Figure 7.

MYC elevates BFL1 mRNA and protein levels (A) Spleens were dissected from 2‐week‐old wild‐type, Vav‐BFL1 (L3) TG, Eμ‐MYC TG, Eμ‐MYC/Vav‐BFL1 (L3) DT, Vav‐BFL1 (L1) TG and Eμ‐MYC/Vav‐BFL1 (L1) DT mice and, following erythrocyte depletion, cells were lysed in NP‐40 containing buffer for western analysis using antibodies specific for the indicated proteins. mRNA was isolated from spleens from 2‐week‐old Vav‐BFL1 (L3) TG and Eμ‐MYC/Vav‐BFL1 (L3) DT mice, transcribed into cDNA and assessed for BFL1 expression levels. (B) Spleens from 2‐week‐old wild‐type, Vav‐BFL1 (L3) TG, Eμ‐MYC TG and Eμ‐MYC/Vav‐BFL1 (L3) DT mice as well as from adult wild‐type and Vav‐BFL1 (L3) TG and tumour‐bearing Eμ‐MYC TG and Eμ‐MYC/Vav‐BFL1 (L3) DT mice were isolated and erythrocyte‐depleted cell preparations were lysed in NP‐40 containing lysis buffer.

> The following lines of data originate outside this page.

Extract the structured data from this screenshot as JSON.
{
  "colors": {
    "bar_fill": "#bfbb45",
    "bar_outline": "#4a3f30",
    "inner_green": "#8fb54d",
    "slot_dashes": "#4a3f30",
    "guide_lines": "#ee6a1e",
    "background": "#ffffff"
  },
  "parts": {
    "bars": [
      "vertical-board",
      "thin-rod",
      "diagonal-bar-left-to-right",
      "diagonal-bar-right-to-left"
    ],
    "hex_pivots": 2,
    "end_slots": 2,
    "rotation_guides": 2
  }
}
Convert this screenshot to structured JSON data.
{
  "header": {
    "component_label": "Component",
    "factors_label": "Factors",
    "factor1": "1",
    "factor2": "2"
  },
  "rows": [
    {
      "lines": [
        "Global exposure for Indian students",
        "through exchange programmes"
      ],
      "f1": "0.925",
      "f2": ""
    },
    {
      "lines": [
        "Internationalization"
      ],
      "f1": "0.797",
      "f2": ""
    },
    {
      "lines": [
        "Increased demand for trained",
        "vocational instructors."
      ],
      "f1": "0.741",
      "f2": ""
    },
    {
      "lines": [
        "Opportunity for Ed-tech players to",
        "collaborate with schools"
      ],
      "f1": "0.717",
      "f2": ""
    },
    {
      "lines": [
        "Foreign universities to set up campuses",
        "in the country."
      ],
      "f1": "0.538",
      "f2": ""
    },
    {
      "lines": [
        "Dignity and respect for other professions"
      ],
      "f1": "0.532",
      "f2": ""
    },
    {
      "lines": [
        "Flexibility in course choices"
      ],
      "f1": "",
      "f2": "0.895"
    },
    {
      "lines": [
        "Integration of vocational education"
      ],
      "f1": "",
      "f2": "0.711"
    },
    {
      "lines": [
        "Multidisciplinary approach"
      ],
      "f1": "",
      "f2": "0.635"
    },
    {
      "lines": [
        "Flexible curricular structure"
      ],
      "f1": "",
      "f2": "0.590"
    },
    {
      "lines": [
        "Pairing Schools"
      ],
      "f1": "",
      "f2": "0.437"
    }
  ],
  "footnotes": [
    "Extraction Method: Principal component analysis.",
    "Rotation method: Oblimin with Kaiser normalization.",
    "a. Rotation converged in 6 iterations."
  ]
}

Western blots were probed for indicated proteins. (C) B220⁺CD19⁺ B lymphoid and B220⁻CD19⁻ non‐B lymphoid cells were isolated by FACS from spleens of tumour‐bearing Eμ‐MYC/Vav‐BFL1 DT mice. Furthermore, B220⁺CD19⁺ and B220⁺CD19⁻CD4⁺ cells, respectively, were isolated from thymocytes of tumour‐bearing Eμ‐MYC/Vav‐BFL1 DT mice. Western blot analysis was performed as described in (A). (D) Spleens from 2‐week‐old wild‐type, Vav‐BCLX (line A) TG, Eμ‐MYC TG and Eμ‐MYC/Vav‐BCLX (A) DT mice as well as from adult wild‐type and Vav‐BCLX (A) TG and tumour‐bearing Eμ‐MYC TG and Eμ‐MYC/Vav‐BCLX (line A) DT mice were isolated and erythrocyte‐depleted cells were lysed in NP‐40 containing lysis buffer. Western blots were probed for the indicated proteins using specific antibodies. mRNA was isolated from spleens from 2‐week‐old Vav‐BCLX (line A) TG, and Eμ‐MYC/Vav‐BCLX (line A) DT mice, transcribed into cDNA and assessed for FLAG‐BCLX expression levels.